Ébola fait son apparition à Labé avec deux cas confirmés !

 Plaque située à la rentrée de la  commune urbaine de Labé, Crédit Photo : Alpha Ousmane Bah

Plaque située à la rentrée de la commune urbaine de Labé, Crédit Photo : Alpha Ousmane Bah

Jusque-là, la région administrative de Labé, située à plus de 400 kilomètres de la capitale Conakry au Nord du pays du pays, était épargnée par le virus Ébola qui a déjà fait plus de 7000 morts en Afrique de l’Ouest depuis son apparition en décembre 2013 en Guinée forestière. Même si des cas suspects avaient été annoncés à plusieurs reprises, ils s’étaient avérés négatifs après vérification.

Le directeur de l’hôpital régional de la santé, Docteur Oudy Bah, annonce la mauvaise nouvelle samedi dernier. «Après le test, les deux cas suspects de Popodara se sont avérés positifs», a-t-il déclaré.

Pour moi, on luttait efficacement  contre l’épidémie à virus Ébola dans le pays. Je pensais que les dons arrivaient à leur destination pour empêcher la propagation de l’épidémie d’Ébola, ainsi mettre fin  à l’enregistrement des nouveaux foyers. Je pensais que nos autorités s’étaient décidées d’enrayer la maladie avant 2015.

Je pensais qu’on voulait être comme le Nigeria, le Sénégal et le Mali. Je pensais qu’une réelle volonté existait dans la lutte contre la fièvre à virus Ébola. Bref, je pensais que les zones qui n’étaient pas touchées jusqu’ici seront épargnées… Hélas ! Mon rêve est brisé par cette confirmation.

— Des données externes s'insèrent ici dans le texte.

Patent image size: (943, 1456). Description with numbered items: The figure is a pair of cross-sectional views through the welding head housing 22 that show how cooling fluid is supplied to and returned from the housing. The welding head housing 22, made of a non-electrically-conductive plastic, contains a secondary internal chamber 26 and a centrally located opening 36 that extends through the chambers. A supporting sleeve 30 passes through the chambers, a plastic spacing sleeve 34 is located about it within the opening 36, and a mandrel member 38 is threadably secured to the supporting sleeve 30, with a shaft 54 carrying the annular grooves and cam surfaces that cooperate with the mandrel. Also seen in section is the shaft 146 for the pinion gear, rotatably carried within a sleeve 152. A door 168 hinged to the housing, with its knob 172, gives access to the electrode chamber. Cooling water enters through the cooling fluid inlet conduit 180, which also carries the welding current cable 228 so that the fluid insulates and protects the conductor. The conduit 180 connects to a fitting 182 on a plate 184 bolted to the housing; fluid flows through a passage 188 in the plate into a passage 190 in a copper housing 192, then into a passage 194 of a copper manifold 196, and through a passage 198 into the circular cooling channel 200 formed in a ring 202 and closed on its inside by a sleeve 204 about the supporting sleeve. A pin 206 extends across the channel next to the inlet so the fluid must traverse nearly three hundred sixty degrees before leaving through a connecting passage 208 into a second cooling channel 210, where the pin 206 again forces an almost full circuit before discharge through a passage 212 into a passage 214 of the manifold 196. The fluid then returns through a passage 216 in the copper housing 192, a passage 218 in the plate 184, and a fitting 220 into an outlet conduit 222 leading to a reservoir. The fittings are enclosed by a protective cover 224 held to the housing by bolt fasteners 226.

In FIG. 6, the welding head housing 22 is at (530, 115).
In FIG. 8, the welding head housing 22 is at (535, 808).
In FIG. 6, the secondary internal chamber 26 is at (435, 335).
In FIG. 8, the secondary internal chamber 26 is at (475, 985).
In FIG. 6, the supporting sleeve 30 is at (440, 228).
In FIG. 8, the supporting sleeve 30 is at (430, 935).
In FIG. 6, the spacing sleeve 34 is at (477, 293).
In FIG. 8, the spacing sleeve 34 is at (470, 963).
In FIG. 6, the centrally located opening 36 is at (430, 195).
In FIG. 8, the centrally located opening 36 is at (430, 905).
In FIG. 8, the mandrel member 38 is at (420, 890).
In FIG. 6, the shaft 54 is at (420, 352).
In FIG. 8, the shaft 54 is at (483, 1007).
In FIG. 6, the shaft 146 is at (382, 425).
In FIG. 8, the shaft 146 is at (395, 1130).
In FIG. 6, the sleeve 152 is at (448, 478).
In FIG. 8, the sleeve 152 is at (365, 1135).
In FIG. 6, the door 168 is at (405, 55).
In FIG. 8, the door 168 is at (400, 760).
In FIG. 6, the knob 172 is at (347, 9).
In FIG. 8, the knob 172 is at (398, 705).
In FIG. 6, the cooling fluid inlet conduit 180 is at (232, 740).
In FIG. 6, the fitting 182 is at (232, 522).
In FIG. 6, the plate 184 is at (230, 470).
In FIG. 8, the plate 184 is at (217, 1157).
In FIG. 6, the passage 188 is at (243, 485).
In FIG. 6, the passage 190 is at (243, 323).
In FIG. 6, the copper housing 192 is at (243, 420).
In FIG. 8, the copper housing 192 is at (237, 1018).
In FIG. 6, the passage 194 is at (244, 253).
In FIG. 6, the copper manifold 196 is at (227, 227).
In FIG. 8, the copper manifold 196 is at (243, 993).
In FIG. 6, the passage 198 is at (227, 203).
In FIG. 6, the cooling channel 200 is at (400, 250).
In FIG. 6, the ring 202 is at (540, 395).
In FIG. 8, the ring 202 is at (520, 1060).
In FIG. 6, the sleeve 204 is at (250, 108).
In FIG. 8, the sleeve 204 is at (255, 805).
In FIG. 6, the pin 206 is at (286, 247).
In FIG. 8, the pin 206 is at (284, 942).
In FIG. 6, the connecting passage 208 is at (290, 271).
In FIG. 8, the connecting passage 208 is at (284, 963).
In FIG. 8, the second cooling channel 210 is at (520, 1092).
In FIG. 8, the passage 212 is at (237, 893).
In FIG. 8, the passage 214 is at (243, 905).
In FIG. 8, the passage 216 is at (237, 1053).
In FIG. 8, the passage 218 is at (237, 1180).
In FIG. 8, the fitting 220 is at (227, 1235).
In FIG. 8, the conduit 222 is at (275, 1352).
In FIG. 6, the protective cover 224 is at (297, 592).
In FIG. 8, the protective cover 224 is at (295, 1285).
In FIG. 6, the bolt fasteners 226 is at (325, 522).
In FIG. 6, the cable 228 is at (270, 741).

Chaque jour, j’entends sur les médias que les campagnes de sensibilisation se poursuivent à travers le pays, des personnes sont guéries, la courbe s’inverse… Mais la réalité est tout autre. Le résultat de ce qui se fait sur le terrain est loin d’être reluisant.

Dans la zone où les deux cas ont été diagnostiqués positifs – localité située au Nord de la commune urbaine de Labé -, c’est la psychose totale. La même ambiance règne au centre-ville.  Pire, un flou demeure autour la chaine de contamination.

Pour être clair, les autorités sanitaires ne savent toujours pas le nombre exact de personnes qui sont assistées à l’enterrement de l’enfant décédé d’Ébola, dont d’ailleurs la mère est aussi décédée à  Conakry après avoir contracté la maladie. Son père et sa grand-mère font partie des confirmés.

La question que l’on se pose est de savoir si la manière dont la lutte contre Ébola se fait actuellement en Guinée est efficace, d’autant plus que chaque semaine nous enregistrons de nouveaux foyers, et la liste des contaminés ainsi que des morts se rallonge.